Speaking in the guest keynote at the Gartner security summit in London, security researcher and self-declared hacker Keren Elazari said that the security landscape has evolved to a point where hackers are needed, as cyber-criminals seek new ways to earn money.
She highlighted the emergence of cryptomining efforts and software, particularly in the cases of Starbucks and Tesla, and said that while ransomware was last year’s trend, it was “not time to say goodbye.”
As well as her role model, Angelina Jolie’s character from the 1995 film Hackers, she praised Marcus Hutchins as the “savior of WannaCry”, Barnaby Jack and those who built tools including Shodan, Metasploit and haveibeenpwned.
She said: “I grew up as a hacker and didn’t think I was doing anything wrong, and didn’t imagine myself as a hoodie-wearing hacker, I was a creative and curious child and was always asking questions until 1993 when the internet came to Israel.”
Elazari said that “a world of hackers” need to be enlisted, as the “world is more complicated than before and we cannot do what we did in the past” and that is why an immune system is needed.

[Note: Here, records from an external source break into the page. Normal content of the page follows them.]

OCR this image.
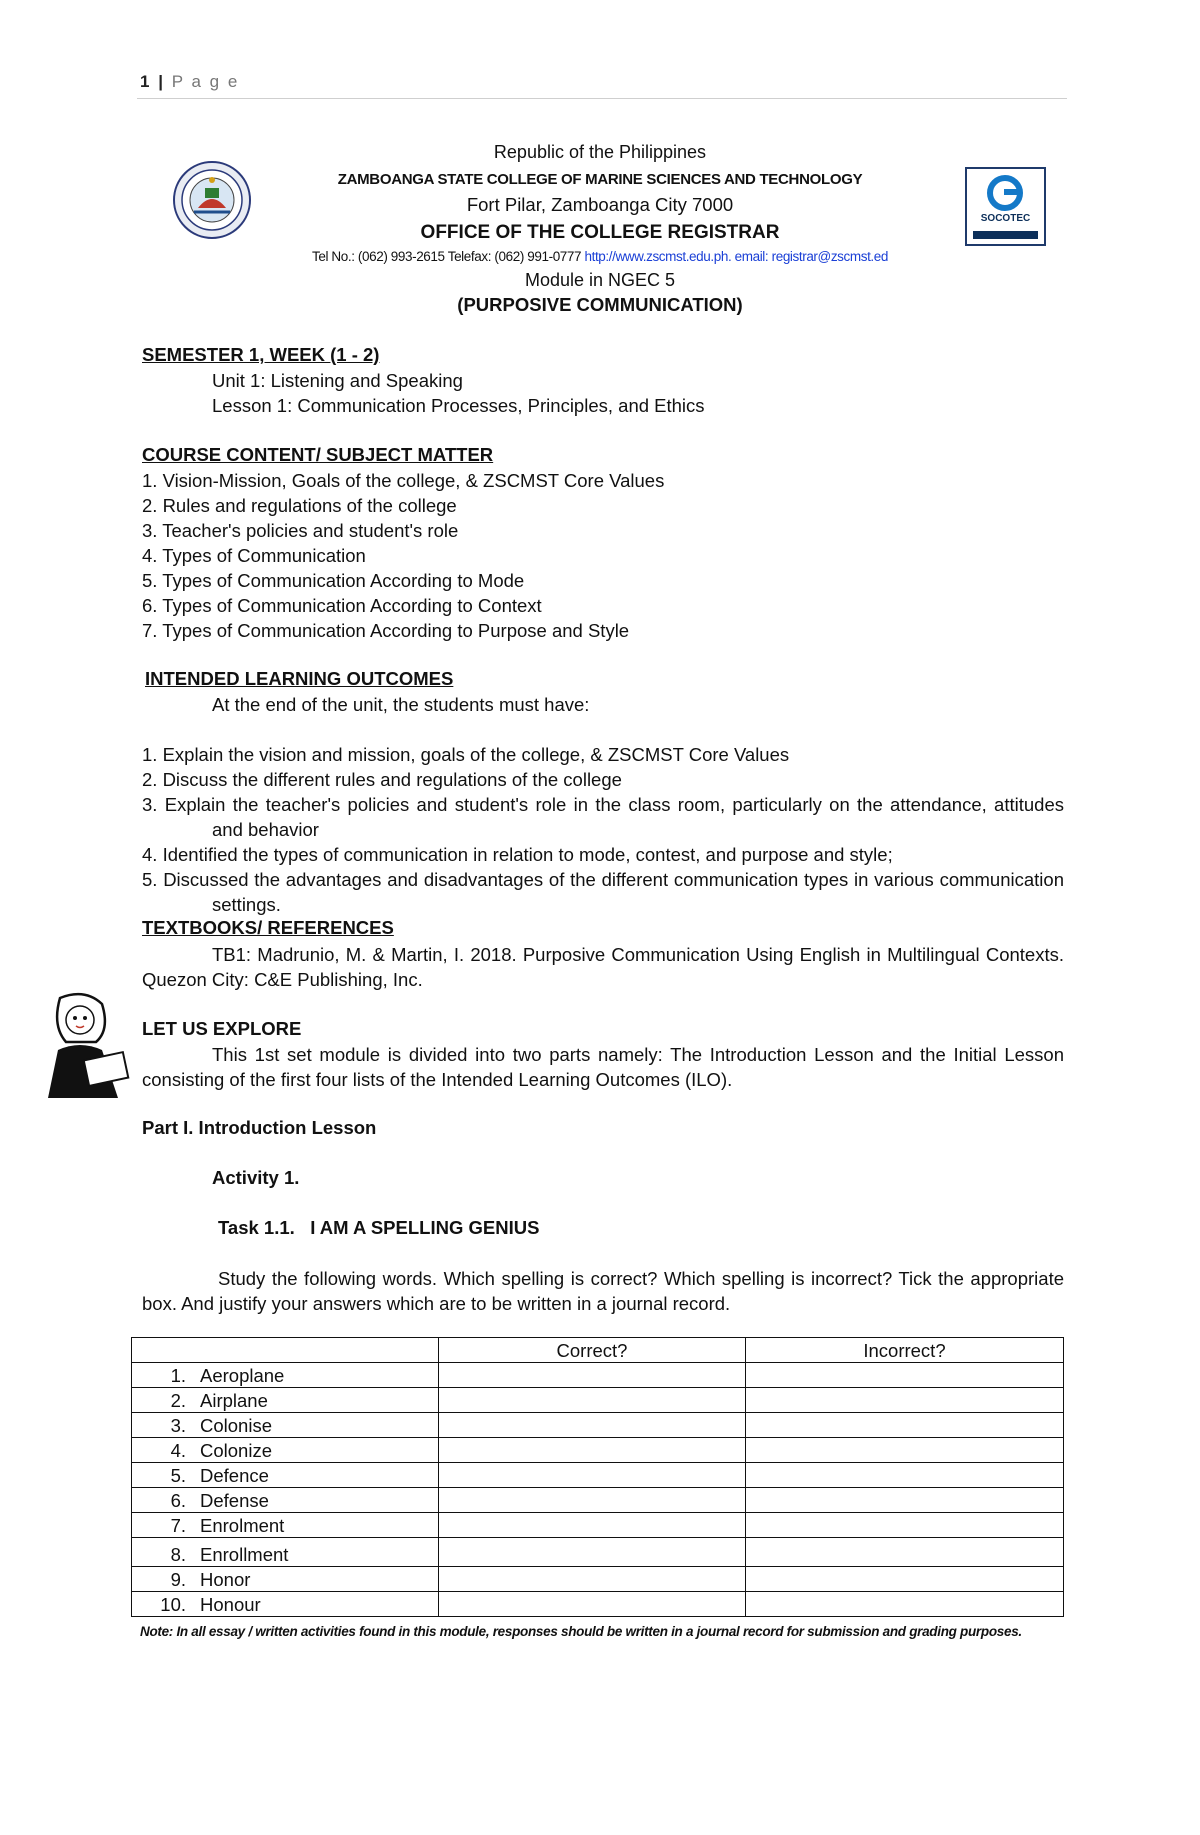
1 | P a g e
SOCOTEC
Republic of the Philippines
ZAMBOANGA STATE COLLEGE OF MARINE SCIENCES AND TECHNOLOGY
Fort Pilar, Zamboanga City 7000
OFFICE OF THE COLLEGE REGISTRAR
Tel No.: (062) 993-2615 Telefax: (062) 991-0777 http://www.zscmst.edu.ph. email: registrar@zscmst.ed
Module in NGEC 5
(PURPOSIVE COMMUNICATION)
SEMESTER 1, WEEK (1 - 2)
Unit 1: Listening and Speaking
Lesson 1: Communication Processes, Principles, and Ethics
COURSE CONTENT/ SUBJECT MATTER
1. Vision-Mission, Goals of the college, & ZSCMST Core Values
2. Rules and regulations of the college
3. Teacher's policies and student's role
4. Types of Communication
5. Types of Communication According to Mode
6. Types of Communication According to Context
7. Types of Communication According to Purpose and Style
INTENDED LEARNING OUTCOMES
At the end of the unit, the students must have:
1. Explain the vision and mission, goals of the college, & ZSCMST Core Values
2. Discuss the different rules and regulations of the college
3. Explain the teacher's policies and student's role in the class room, particularly on the attendance, attitudes and behavior
4. Identified the types of communication in relation to mode, contest, and purpose and style;
5. Discussed the advantages and disadvantages of the different communication types in various communication settings.
TEXTBOOKS/ REFERENCES
TB1: Madrunio, M. & Martin, I. 2018. Purposive Communication Using English in Multilingual Contexts. Quezon City: C&E Publishing, Inc.
LET US EXPLORE
This 1st set module is divided into two parts namely: The Introduction Lesson and the Initial Lesson consisting of the first four lists of the Intended Learning Outcomes (ILO).
Part I. Introduction Lesson
Activity 1.
Task 1.1.   I AM A SPELLING GENIUS
Study the following words. Which spelling is correct? Which spelling is incorrect? Tick the appropriate box. And justify your answers which are to be written in a journal record.
	Correct?	Incorrect?
1. Aeroplane		
2. Airplane		
3. Colonise		
4. Colonize		
5. Defence		
6. Defense		
7. Enrolment		
8. Enrollment		
9. Honor		
10. Honour		
Note: In all essay / written activities found in this module, responses should be written in a journal record for submission and grading purposes.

She said that this includes deploying bug bounty programs and tapping into hacker conferences like DEFCON, where she said she “sees 30,000 talented individuals.”
Concluding with predictions, she said that cyber-criminals are continuing to evolve “and go big and upstream” using evasive attacks with legitimate tools which exist in the infrastructure. This means that better strategies to deal with attacks and response should be created.
She also said that decisions need to be made on who stands on the front lines, as every day users and individuals “make hundreds of security decisions every day,” and while many are assisted and helped by brilliant security officers, they need the tools to make better decisions.
“Some are based on machine learning and algorithms, and help defend organizations better,” she said. “The future will be defined by conflicts between humans and machines, but how do you enlist help as humans will always outsmart machines - bring the hacker mindset into your organization and you can start today.”